Maraknya pemberitaan penggerebekan gudang beras premium, membuat para pakar agronomi dan hortikultura Institut Pertanian Bogor (IPB) menggelar diskusi isu soal beras. Menurut Kepala Departemen Agronomi dan Hortikultura IPB Sugiyanta, dalam diskusi tersebut Departemen Agronomi dan Hortikultura akan memberikan rekomendasi kepada pemerintah. Para pakar bersepakat untuk memberi usulan kepada pemerintah mengevaluasi HET pangan tunggal karena tidak relevan lagi dengan perkembangan saat ini. Terutama faktor yang mempengaruhi rumusan HET, seperti biaya produksi.
Baca: Kasus Beras Maknyuss, Induk Perusahaan PT IBU Jelaskan ke Publik
Rekomendasi lainnya, HPP sebagai dasar perhitungan HET juga harus dievaluasi agar menguntungkan berbagai pihak yang terlibat sebagai pelaku usaha. "Kami akan memberikan masukan ini kepada pemerintah agar kedepan tidak terjadi kesalahpahaman antara beras medium dan premium," kata Sugi.

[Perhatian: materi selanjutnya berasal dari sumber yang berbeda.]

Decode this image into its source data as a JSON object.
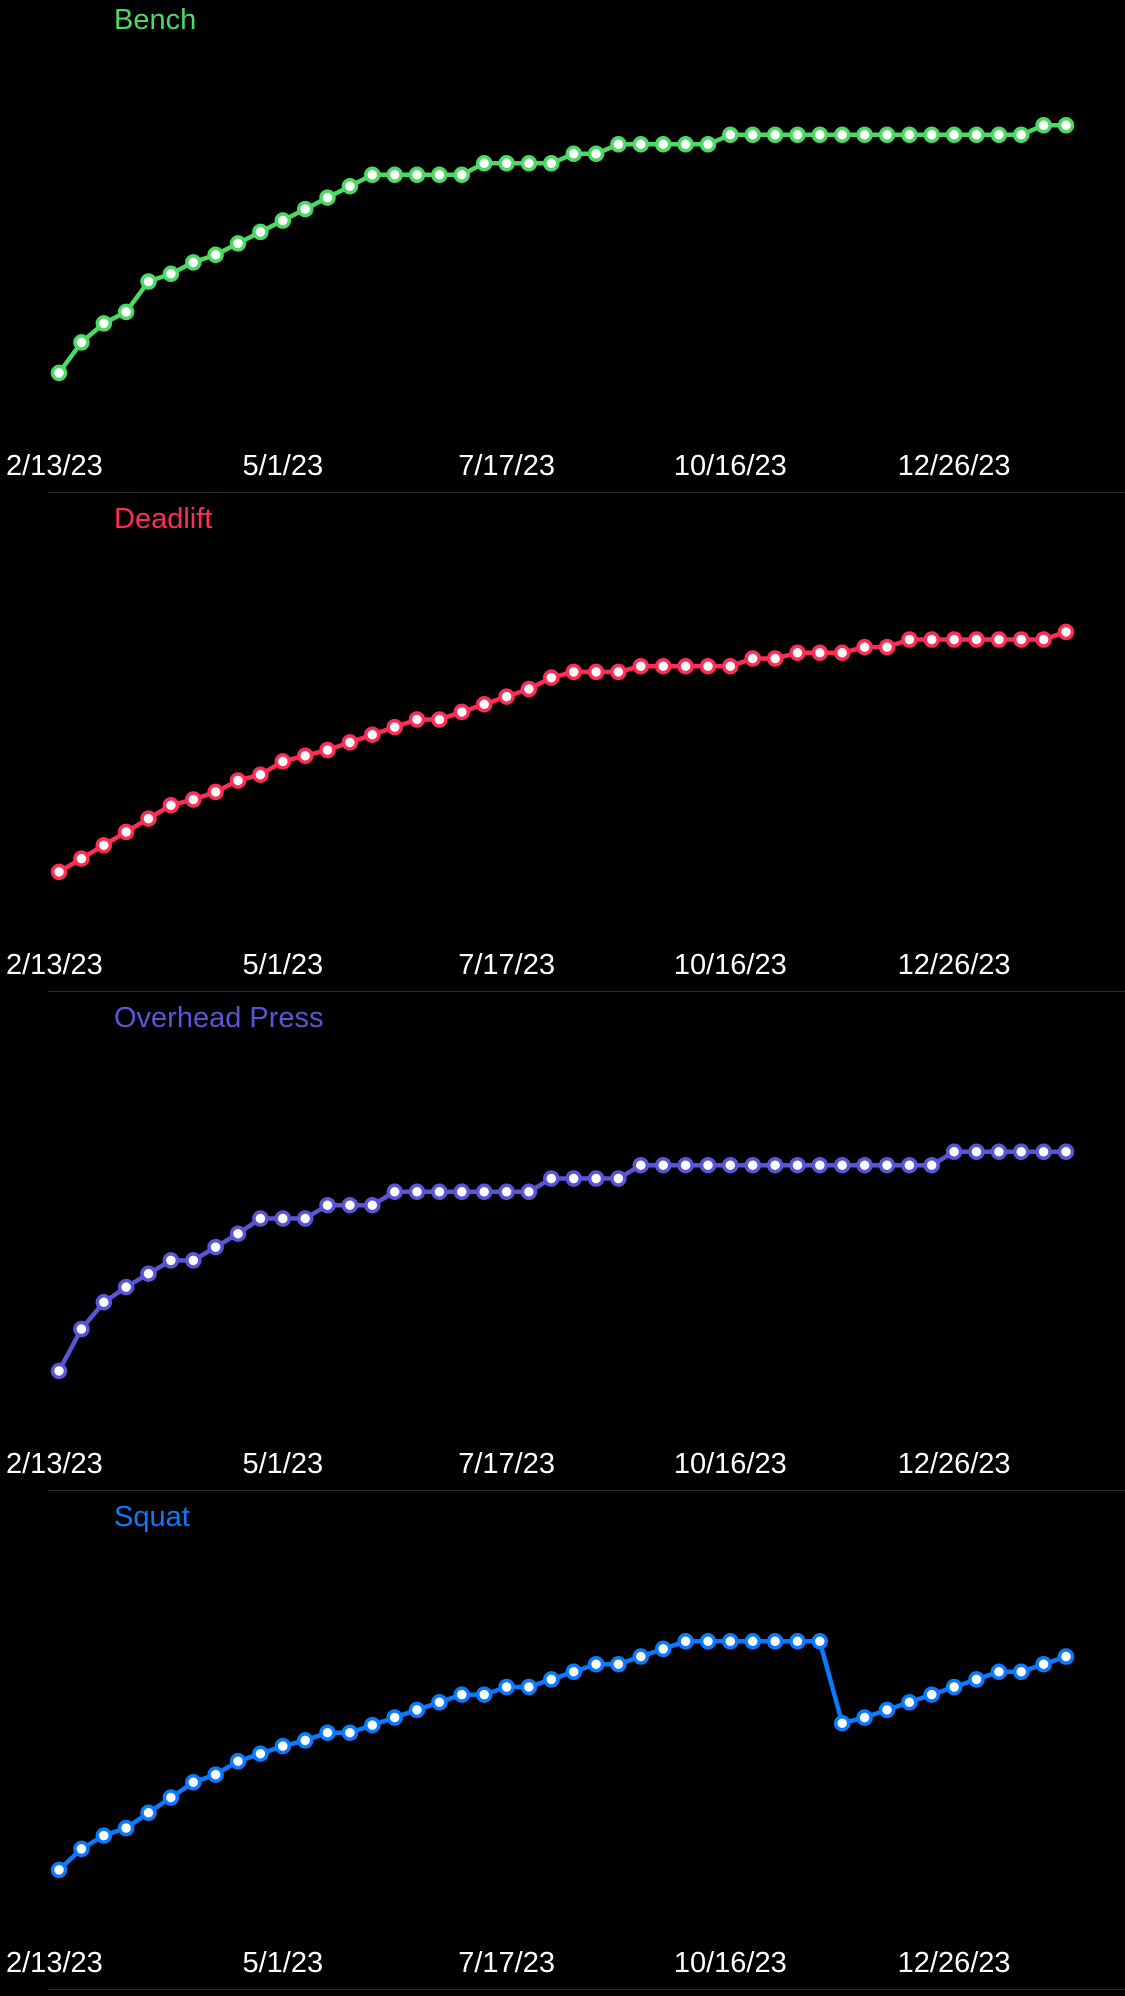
{
  "colors": {
    "background": "#000000",
    "label": "#ffffff",
    "divider": "#2b2b2b",
    "marker_fill": "#ffffff"
  },
  "chart_data": [
    {
      "type": "line",
      "title": "Bench",
      "color": "#4cd964",
      "x_tick_labels": [
        "2/13/23",
        "5/1/23",
        "7/17/23",
        "10/16/23",
        "12/26/23"
      ],
      "x_tick_indices": [
        0,
        10,
        20,
        30,
        40
      ],
      "x_range": [
        "2/13/23",
        "1/29/24"
      ],
      "grid": false,
      "y_axis_labels_shown": false,
      "ylim": [
        0,
        100
      ],
      "series": [
        {
          "values": [
            10,
            18,
            23,
            26,
            34,
            36,
            39,
            41,
            44,
            47,
            50,
            53,
            56,
            59,
            62,
            62,
            62,
            62,
            62,
            65,
            65,
            65,
            65,
            67.5,
            67.5,
            70,
            70,
            70,
            70,
            70,
            72.5,
            72.5,
            72.5,
            72.5,
            72.5,
            72.5,
            72.5,
            72.5,
            72.5,
            72.5,
            72.5,
            72.5,
            72.5,
            72.5,
            75,
            75
          ]
        }
      ]
    },
    {
      "type": "line",
      "title": "Deadlift",
      "color": "#ff2d55",
      "x_tick_labels": [
        "2/13/23",
        "5/1/23",
        "7/17/23",
        "10/16/23",
        "12/26/23"
      ],
      "x_tick_indices": [
        0,
        10,
        20,
        30,
        40
      ],
      "x_range": [
        "2/13/23",
        "1/29/24"
      ],
      "grid": false,
      "y_axis_labels_shown": false,
      "ylim": [
        0,
        100
      ],
      "series": [
        {
          "values": [
            10,
            13.5,
            17,
            20.5,
            24,
            27.5,
            29,
            31,
            34,
            35.5,
            39,
            40.5,
            42,
            44,
            46,
            48,
            50,
            50,
            52,
            54,
            56,
            58,
            61,
            62.5,
            62.5,
            62.5,
            64,
            64,
            64,
            64,
            64,
            66,
            66,
            67.5,
            67.5,
            67.5,
            69,
            69,
            71,
            71,
            71,
            71,
            71,
            71,
            71,
            73
          ]
        }
      ]
    },
    {
      "type": "line",
      "title": "Overhead Press",
      "color": "#5856d6",
      "x_tick_labels": [
        "2/13/23",
        "5/1/23",
        "7/17/23",
        "10/16/23",
        "12/26/23"
      ],
      "x_tick_indices": [
        0,
        10,
        20,
        30,
        40
      ],
      "x_range": [
        "2/13/23",
        "1/29/24"
      ],
      "grid": false,
      "y_axis_labels_shown": false,
      "ylim": [
        0,
        100
      ],
      "series": [
        {
          "values": [
            10,
            21,
            28,
            32,
            35.5,
            39,
            39,
            42.5,
            46,
            50,
            50,
            50,
            53.5,
            53.5,
            53.5,
            57,
            57,
            57,
            57,
            57,
            57,
            57,
            60.5,
            60.5,
            60.5,
            60.5,
            64,
            64,
            64,
            64,
            64,
            64,
            64,
            64,
            64,
            64,
            64,
            64,
            64,
            64,
            67.5,
            67.5,
            67.5,
            67.5,
            67.5,
            67.5
          ]
        }
      ]
    },
    {
      "type": "line",
      "title": "Squat",
      "color": "#0a7aff",
      "x_tick_labels": [
        "2/13/23",
        "5/1/23",
        "7/17/23",
        "10/16/23",
        "12/26/23"
      ],
      "x_tick_indices": [
        0,
        10,
        20,
        30,
        40
      ],
      "x_range": [
        "2/13/23",
        "1/29/24"
      ],
      "grid": false,
      "y_axis_labels_shown": false,
      "ylim": [
        0,
        100
      ],
      "series": [
        {
          "values": [
            10,
            15.5,
            19,
            21,
            25,
            29,
            33,
            35,
            38.5,
            40.5,
            42.5,
            44,
            46,
            46,
            48,
            50,
            52,
            54,
            56,
            56,
            58,
            58,
            60,
            62,
            64,
            64,
            66,
            68,
            70,
            70,
            70,
            70,
            70,
            70,
            70,
            48.5,
            50,
            52,
            54,
            56,
            58,
            60,
            62,
            62,
            64,
            66
          ]
        }
      ]
    }
  ]
}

Pakar padi dari IPB Purwono menjelaskan, istilah bahasa yang digunakan pedagang beras dan bahasa resmi terutama beras IR64 yang merupakan bahasa pasar. Dia mengatakan mencampur beras sudah menjadi kebiasaan pedagang. "Tidak ada masalah, beras dari manapun yang terpenting memenuhi SNI 6218," katanya.
Ia menuturkan bahwa oplosan yang terjadi pada beras tidak sama dengan pengoplosan yang dikenal masyarakat luas, seperti mencampur minuman, atau minyak, dan lainnya. Tapi, dalam beras istilah pengoplosan adalah peracikan. "Dalam Permendag 47 hanya diatur HET pangan tunggal, Tidak ada tentang beras medium dan premium. Harusnya untuk beras premium harganya harus lebih mahal dari harga medium," kata Purnomo.
Dalam diskusi tersebut juga dijelaskan, beras medium dan premium seperti beras maknyuss. Istilah premium diberikan kepada beras yang melalui uji SNI, sedangkan beras medium tidak melalui proses SNI yang banyak beredar di masyarakat di kelas menengah ke bawah. Beras premium produktivitasnya hanya 25 persen dari total produksi beras nasional yakni 40 juta ton per hektare.